What's making this cost-of-living and housing crisis worse is deliberate misinformation, which confuses and cons the public. Of course, population growth and, therefore, immigration plays a role in domestic demand for housing. But, seriously, it's not even close to being the cause of the problem. It's just a convenient distraction. Migrant workers also play a crucial role in the health of our economy. Both big and small businesses depend on migration for labour, and so does our service economy, which underpins our nation's standard of living. Of course, history shows that our nation was built by migration, and we are much richer culturally and economically because of it. How did we drift so far off course?
One Nation's political fortunes, surging on the back of this new, anti-immigration culture war, might suggest that they have tapped into a deep discontent in the electorate, but we need to look deeper than their tired old tropes suddenly finding support amongst disillusioned Australians. Third-party political attack groups like Advance, backed by big money, have helped shift public opinion and enable this. Yesterday's Australian Electoral Commission disclosures show that Gina Rinehart's company, Hancock Prospecting, has been a big donor to this massive misinformation machine.

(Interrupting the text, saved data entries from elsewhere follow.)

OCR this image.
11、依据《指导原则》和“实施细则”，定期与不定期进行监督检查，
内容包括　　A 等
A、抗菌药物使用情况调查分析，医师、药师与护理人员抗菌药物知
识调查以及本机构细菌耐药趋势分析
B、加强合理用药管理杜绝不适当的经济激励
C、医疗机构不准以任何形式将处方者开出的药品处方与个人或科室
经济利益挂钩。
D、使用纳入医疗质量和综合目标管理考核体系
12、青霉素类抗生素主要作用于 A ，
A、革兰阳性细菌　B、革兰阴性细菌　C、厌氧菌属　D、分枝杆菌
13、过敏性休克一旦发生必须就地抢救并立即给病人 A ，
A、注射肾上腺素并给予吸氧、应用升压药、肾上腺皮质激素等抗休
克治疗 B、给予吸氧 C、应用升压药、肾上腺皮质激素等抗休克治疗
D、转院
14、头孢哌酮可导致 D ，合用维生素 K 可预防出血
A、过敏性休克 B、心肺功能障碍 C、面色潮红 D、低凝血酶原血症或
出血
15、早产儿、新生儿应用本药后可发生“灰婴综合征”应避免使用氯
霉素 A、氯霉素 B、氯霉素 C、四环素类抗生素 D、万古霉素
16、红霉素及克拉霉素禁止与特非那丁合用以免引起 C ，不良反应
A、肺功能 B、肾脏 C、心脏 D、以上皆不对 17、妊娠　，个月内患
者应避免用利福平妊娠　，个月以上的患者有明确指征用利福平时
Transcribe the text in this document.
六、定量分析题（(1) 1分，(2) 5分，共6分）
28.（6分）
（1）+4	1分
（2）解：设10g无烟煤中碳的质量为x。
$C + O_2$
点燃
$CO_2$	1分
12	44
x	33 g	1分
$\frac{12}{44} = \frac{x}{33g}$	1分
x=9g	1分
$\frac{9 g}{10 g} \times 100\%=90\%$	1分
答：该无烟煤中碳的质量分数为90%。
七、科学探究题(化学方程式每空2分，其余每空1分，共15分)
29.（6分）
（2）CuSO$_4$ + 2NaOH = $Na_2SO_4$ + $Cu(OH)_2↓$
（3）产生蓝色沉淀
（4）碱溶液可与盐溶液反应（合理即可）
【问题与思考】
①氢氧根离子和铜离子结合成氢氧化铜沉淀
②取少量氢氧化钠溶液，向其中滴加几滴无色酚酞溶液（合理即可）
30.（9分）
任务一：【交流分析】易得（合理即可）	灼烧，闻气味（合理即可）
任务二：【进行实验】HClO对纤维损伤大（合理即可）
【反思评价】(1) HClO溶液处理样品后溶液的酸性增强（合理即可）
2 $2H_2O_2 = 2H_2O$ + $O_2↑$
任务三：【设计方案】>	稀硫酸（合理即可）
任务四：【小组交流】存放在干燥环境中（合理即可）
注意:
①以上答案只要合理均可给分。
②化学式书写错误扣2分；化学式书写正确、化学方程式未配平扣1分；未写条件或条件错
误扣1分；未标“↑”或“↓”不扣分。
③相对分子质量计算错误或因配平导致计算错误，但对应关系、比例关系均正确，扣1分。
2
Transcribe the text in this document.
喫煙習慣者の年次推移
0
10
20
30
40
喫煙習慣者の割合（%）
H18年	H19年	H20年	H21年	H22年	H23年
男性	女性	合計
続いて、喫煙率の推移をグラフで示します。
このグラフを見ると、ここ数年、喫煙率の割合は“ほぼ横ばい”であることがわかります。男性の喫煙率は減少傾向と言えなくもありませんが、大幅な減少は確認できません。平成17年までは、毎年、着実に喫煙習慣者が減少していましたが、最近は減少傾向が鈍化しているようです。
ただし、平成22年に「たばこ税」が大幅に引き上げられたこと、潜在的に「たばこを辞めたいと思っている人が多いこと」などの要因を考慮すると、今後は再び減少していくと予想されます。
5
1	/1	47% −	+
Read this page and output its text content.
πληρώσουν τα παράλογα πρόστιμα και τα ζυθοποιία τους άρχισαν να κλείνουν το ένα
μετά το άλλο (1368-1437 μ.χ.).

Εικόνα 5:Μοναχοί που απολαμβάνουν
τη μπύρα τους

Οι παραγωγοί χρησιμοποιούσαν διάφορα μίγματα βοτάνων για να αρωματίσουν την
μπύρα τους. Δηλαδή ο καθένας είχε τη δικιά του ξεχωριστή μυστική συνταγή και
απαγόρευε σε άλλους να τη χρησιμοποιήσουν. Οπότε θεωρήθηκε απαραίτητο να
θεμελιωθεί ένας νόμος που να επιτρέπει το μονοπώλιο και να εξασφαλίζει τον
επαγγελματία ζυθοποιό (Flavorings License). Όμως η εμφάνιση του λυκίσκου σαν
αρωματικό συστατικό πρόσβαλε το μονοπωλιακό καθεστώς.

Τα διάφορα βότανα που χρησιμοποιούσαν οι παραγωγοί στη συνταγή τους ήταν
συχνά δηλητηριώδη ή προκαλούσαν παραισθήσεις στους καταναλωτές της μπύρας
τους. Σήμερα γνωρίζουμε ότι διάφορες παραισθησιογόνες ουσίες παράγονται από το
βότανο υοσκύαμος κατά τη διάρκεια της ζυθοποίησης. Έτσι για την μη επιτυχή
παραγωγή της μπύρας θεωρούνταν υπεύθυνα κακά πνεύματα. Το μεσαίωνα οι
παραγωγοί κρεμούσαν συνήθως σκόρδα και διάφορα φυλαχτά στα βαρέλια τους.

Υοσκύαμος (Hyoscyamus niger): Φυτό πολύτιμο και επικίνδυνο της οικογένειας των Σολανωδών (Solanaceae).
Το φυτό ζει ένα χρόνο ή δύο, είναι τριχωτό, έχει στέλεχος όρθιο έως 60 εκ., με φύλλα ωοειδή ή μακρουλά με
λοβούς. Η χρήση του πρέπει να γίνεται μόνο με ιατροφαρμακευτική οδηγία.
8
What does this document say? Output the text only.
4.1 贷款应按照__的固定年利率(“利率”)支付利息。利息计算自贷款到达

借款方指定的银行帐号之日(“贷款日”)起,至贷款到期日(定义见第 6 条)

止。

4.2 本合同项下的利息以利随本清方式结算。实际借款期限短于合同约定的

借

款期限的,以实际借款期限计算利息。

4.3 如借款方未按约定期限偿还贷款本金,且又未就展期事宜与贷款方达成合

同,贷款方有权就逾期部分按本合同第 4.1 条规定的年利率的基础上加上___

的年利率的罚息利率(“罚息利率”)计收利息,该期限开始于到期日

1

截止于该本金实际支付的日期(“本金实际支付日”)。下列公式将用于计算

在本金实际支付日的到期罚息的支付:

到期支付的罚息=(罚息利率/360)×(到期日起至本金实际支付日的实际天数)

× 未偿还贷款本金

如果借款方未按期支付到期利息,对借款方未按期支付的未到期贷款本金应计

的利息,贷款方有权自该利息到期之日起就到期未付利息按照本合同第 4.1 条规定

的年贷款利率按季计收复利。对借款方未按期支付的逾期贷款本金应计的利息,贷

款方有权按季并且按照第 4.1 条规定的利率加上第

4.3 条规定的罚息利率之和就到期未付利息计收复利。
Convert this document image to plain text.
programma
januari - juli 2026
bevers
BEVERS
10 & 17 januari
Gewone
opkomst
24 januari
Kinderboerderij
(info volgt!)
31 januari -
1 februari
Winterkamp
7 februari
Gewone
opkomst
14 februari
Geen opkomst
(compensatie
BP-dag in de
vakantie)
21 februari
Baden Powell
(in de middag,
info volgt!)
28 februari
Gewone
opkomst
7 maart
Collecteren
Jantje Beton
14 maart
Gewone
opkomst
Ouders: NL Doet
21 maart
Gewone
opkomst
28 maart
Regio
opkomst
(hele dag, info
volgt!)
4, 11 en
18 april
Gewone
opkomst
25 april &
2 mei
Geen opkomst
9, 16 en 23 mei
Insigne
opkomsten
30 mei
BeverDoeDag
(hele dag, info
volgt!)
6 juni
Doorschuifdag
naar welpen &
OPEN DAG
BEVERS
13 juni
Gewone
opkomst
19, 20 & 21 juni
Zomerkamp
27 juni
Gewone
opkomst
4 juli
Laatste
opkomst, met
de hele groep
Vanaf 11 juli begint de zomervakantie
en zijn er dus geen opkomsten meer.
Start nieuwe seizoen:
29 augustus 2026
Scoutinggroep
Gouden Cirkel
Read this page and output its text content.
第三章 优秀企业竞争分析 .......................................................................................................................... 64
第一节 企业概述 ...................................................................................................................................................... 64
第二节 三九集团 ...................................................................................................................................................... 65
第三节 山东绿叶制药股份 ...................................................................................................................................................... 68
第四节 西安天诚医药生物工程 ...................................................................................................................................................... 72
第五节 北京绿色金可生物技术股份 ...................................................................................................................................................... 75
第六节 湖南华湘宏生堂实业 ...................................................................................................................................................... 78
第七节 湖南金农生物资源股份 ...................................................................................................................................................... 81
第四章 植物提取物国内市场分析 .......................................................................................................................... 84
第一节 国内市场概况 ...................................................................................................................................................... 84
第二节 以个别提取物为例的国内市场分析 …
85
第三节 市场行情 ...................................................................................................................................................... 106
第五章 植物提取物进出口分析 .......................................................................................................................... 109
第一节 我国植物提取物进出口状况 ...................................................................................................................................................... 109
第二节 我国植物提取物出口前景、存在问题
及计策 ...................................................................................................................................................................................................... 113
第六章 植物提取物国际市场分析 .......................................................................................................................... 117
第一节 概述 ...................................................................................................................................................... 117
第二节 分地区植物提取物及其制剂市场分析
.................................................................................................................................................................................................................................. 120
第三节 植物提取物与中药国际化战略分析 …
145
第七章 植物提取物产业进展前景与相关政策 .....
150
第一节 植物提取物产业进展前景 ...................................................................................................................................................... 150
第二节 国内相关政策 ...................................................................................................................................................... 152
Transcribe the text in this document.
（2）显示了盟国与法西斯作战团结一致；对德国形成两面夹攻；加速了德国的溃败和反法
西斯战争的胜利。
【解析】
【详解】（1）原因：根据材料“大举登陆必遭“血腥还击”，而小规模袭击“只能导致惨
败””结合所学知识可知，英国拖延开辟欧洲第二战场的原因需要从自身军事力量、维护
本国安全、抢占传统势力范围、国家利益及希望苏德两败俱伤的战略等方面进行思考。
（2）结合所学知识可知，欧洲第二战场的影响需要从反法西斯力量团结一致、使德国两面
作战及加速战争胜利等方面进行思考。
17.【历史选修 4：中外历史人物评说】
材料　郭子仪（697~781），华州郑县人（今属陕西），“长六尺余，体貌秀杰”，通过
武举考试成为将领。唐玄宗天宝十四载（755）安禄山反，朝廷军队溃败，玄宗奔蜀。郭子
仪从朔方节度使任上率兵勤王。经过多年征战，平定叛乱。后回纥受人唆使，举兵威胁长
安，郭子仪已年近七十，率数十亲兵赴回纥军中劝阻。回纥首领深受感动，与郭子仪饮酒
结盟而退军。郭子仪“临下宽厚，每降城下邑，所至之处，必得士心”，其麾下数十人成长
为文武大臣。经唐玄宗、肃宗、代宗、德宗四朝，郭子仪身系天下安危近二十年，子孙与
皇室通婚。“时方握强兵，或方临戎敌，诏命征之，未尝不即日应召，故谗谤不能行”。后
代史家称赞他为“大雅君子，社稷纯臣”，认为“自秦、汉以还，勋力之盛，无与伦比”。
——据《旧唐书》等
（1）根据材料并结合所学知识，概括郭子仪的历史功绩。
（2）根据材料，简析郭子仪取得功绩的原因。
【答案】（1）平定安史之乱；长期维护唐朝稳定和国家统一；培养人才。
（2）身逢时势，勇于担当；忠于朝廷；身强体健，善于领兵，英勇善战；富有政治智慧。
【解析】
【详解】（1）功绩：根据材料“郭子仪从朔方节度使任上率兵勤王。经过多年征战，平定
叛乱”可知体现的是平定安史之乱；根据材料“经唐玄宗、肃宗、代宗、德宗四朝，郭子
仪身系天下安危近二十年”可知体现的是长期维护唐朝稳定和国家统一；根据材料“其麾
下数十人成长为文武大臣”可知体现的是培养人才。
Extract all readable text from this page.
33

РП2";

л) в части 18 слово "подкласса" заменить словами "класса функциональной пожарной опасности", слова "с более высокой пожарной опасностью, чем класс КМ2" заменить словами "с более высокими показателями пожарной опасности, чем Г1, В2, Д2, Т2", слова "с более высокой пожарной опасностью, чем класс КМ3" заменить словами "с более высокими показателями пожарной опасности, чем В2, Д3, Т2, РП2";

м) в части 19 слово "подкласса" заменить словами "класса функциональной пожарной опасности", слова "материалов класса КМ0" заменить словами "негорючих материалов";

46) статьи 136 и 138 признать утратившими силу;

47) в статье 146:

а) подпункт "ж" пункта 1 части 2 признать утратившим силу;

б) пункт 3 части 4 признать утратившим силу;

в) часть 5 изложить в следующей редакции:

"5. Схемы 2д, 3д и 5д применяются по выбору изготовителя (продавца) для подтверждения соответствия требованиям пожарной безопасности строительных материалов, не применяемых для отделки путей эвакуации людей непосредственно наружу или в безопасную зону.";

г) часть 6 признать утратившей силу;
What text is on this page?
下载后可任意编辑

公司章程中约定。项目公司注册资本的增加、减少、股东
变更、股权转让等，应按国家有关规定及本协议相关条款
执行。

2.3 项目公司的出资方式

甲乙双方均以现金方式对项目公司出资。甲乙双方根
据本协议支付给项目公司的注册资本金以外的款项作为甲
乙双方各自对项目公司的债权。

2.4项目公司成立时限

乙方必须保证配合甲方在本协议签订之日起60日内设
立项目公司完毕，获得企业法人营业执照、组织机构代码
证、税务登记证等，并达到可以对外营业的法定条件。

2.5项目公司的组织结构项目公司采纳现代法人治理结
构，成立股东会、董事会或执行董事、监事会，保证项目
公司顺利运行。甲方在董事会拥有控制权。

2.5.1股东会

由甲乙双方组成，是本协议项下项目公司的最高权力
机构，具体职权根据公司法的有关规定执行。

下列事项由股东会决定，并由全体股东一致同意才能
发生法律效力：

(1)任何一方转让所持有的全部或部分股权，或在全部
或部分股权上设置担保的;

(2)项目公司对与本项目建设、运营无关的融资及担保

Billionaires influencing our democracy is not new, but, right now, it has never been more salient to recognise this. Look at the unprecedented influence of billionaire donors on US politics, or look at the latest Epstein disclosures. Rob Harris reported yesterday, in the Sydney Morning Herald, on Steve Bannon, Trump's strategist, boasting he had persuaded another Australian billionaire, Clive Palmer, to spend $60 million on political ads—straight-up misinformation attacking Labor on climate change and Chinese influence in the lead-up to the 2019 election campaign. Apparently, according to Bannon, this was part of a plan to help disrupt global democracy. Mr Palmer has denied this, of course, but I don't believe him. Apart from the fact that a billionaire in Australia—or any billionaire, come to think of it—is spending tens of millions of dollars peddling misinformation on climate change to deliberately undermine policies, an action necessary to prevent climate collapse, makes me sick to the pit of my stomach, the important message is this: the superwealthy, the one per cent, want you to blame migrants, climate policy, Chinese influence or any other manufactured culture war for our economic and social woes so that you don't blame the likes of them.
Do you think their millions spent trying to influence democratic processes is about helping battlers? I don't think so. We don't know exactly what their agendas are, but we can hazard a pretty good guess. It's not about us; it's all about them. Pauline Hanson's One Nation party should take note.